The rules were a campaign promise from Obama in 2008 and were the signature achievement of FCC Chairman Julius Genachowski, who stepped down last year.
But the three judge panel of the D.C. Circuit Court of Appeals sided with Verizon’s lawsuit, saying the FCC acted outside its authority by enacting the rules.
If the decision stands, it could mean that Internet providers could soon start charging websites like Google, Facebook and Netflix to reach users.
The FCC’s net-neutrality rules, formally called the Open Internet Order and adopted in late 2010, bar Internet service providers from blocking websites or from discriminating against any Internet traffic, except for reasonable network management.
Supporters of the rules argue they are critical for maintaining a free Internet. They argue that the Internet should be an open platform where all websites receive equal treatment, whether they are large corporate services or small start-ups.
But Republicans and other critics argue the rules unnecessarily restrict the business decisions of Internet providers.
After the oral argument in September, many observers anticipated that the D.C. Circuit would strike down at least part of the net neutrality order. But the court went even farther than many expected, throwing out both the anti-discrimination and anti-blocking provisions.

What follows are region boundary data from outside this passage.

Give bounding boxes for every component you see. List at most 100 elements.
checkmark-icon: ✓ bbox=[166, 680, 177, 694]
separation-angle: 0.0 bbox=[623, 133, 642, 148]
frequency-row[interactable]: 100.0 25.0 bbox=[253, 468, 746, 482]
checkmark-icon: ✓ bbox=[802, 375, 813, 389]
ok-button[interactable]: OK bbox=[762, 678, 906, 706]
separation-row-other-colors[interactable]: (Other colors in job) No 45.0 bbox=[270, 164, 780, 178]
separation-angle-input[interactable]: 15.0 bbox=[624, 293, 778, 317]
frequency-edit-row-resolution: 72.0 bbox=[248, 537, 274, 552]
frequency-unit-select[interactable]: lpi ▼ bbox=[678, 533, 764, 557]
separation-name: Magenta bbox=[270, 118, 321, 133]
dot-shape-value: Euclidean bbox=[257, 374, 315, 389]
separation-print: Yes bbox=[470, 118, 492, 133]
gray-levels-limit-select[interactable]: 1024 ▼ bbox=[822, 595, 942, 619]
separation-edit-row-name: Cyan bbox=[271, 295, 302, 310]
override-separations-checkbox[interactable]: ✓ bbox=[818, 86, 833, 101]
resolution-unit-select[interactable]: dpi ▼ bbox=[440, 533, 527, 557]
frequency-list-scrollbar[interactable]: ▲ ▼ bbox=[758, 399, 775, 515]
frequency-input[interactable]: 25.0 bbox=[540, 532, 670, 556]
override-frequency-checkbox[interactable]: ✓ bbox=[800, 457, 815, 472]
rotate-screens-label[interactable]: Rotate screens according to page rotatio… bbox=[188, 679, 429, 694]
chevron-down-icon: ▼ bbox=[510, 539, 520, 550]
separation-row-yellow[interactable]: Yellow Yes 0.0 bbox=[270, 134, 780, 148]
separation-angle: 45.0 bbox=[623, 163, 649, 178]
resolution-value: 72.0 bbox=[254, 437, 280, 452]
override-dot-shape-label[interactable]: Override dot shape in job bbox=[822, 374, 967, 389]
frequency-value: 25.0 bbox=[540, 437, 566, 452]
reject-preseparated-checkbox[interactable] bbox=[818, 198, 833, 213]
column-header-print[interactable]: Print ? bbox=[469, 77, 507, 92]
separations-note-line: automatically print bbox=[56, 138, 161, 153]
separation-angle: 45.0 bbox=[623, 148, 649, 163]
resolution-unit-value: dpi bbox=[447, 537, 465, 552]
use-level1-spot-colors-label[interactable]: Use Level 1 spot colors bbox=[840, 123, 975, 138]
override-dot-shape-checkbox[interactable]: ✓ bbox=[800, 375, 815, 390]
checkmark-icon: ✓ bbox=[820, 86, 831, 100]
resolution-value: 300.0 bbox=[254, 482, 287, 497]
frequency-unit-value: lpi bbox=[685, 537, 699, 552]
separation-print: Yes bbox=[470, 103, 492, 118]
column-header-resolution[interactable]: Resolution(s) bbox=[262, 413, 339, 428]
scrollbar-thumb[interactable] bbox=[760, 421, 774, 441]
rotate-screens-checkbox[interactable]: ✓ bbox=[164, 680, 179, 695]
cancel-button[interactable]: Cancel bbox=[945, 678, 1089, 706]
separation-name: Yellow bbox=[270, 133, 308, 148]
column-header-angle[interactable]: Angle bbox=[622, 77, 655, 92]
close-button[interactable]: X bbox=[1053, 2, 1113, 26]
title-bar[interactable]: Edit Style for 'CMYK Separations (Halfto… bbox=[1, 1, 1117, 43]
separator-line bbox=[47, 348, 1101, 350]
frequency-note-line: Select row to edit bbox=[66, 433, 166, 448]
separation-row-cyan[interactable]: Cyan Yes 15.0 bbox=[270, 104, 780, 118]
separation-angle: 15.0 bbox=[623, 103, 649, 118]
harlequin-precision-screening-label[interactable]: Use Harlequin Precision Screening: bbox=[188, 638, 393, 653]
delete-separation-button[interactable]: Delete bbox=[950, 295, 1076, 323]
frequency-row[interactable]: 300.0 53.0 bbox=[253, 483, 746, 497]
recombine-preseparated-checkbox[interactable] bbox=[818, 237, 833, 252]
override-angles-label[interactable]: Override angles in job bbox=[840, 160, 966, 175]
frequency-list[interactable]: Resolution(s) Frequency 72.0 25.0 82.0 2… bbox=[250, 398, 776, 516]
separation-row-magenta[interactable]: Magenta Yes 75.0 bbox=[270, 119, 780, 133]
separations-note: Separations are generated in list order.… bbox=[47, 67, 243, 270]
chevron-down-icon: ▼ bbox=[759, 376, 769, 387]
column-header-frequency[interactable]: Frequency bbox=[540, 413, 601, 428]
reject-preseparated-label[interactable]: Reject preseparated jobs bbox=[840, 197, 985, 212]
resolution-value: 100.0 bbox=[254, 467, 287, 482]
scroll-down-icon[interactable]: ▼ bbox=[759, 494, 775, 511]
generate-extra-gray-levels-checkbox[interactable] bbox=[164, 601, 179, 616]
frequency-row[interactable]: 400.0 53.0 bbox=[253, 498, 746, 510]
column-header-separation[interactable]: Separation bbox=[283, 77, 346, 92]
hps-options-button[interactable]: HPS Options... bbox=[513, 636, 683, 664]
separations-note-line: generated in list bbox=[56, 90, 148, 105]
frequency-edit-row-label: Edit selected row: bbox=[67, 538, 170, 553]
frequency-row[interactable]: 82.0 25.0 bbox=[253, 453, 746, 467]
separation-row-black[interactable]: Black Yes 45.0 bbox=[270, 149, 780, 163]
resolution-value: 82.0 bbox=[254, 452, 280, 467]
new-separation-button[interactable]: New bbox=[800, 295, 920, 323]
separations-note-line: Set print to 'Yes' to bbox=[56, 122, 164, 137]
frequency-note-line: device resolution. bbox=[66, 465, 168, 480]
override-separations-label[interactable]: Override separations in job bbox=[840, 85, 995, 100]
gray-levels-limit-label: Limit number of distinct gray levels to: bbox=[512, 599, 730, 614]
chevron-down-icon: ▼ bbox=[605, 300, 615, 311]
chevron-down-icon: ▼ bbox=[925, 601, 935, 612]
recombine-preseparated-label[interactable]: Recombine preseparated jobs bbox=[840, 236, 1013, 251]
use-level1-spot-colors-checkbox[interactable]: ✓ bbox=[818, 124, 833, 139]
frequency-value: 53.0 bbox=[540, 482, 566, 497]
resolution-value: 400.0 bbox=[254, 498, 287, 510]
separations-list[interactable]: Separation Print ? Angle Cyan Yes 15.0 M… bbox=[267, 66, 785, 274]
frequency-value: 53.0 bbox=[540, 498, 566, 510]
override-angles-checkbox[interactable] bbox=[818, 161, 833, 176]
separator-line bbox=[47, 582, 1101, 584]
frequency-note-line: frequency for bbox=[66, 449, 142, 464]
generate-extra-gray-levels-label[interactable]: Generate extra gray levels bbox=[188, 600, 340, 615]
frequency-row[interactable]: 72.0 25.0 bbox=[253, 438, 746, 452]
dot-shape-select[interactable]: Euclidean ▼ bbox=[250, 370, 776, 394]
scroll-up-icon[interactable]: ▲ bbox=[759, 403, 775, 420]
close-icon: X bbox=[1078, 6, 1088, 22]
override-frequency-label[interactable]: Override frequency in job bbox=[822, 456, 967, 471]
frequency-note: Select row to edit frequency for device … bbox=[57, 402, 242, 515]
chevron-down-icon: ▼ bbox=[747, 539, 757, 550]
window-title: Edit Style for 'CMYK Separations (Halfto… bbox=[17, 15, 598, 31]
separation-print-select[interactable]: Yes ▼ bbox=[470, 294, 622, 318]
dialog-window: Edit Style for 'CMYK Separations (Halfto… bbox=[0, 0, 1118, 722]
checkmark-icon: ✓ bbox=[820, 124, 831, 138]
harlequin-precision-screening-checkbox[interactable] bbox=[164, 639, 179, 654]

The judges concluded that the FCC was inappropriately treating broadband Internet as a “common carrier” service. Traditional phone lines, railroads, airlines and other services are considered common carriers and must offer service to everyone.
But because the FCC chose to classify broadband Internet as an “information service,” it lacks the authority to impose common carrier obligations on it, the court ruled.
It will now be up to FCC Chairman Tom Wheeler to decide how to respond to the ruling. In addition to appealing the decision to either the full D.C. Circuit or the Supreme Court, Wheeler could also decide to reclassify broadband as a “telecommunications service.”
Although the FCC has limited authority over “information services,” it has wide authority over “telecommunications services,” including the power to regulate them as common carriers.
But reclassifying Internet service would spark a massive political fight with congressional Republicans, who fear the FCC would be granting itself sweeping power to oversee the Internet.
“I am committed to maintaining our networks as engines for economic growth, test beds for innovative services and products, and channels for all forms of speech protected by the First Amendment,” Wheeler said in a statement.
“We will consider all available options, including those for appeal, to ensure that these networks on which the Internet depends continue to provide a free and open platform for innovation and expression, and operate in the interest of all Americans.”
The decision was not quite as bad as it could have been for the FCC. Two of the three judges rejected Verizon’s argument that the FCC has essentially no power over broadband Internet. The court did not address Verizon’s claim that the rules violate its First Amendment free speech rights — an argument that could endanger a host of federal regulations.
Randal Milch, Verizon’s general counsel, issued a statement saying the ruling will “not change consumers’ ability to access and use the Internet as they do now.”
“The court’s decision will allow more room for innovation, and consumers will have more choices to determine for themselves how they access and experience the Internet. Verizon has been and remains committed to the open Internet which provides consumers with competitive choices and unblocked access to lawful websites and content when, where, and how they want,” Milch said.
But at the oral argument in September, Verizon attorney Helgi Walker told the judges that if the rules were struck down, the company planned to explore new “commercial arrangements” such as charging websites for faster service.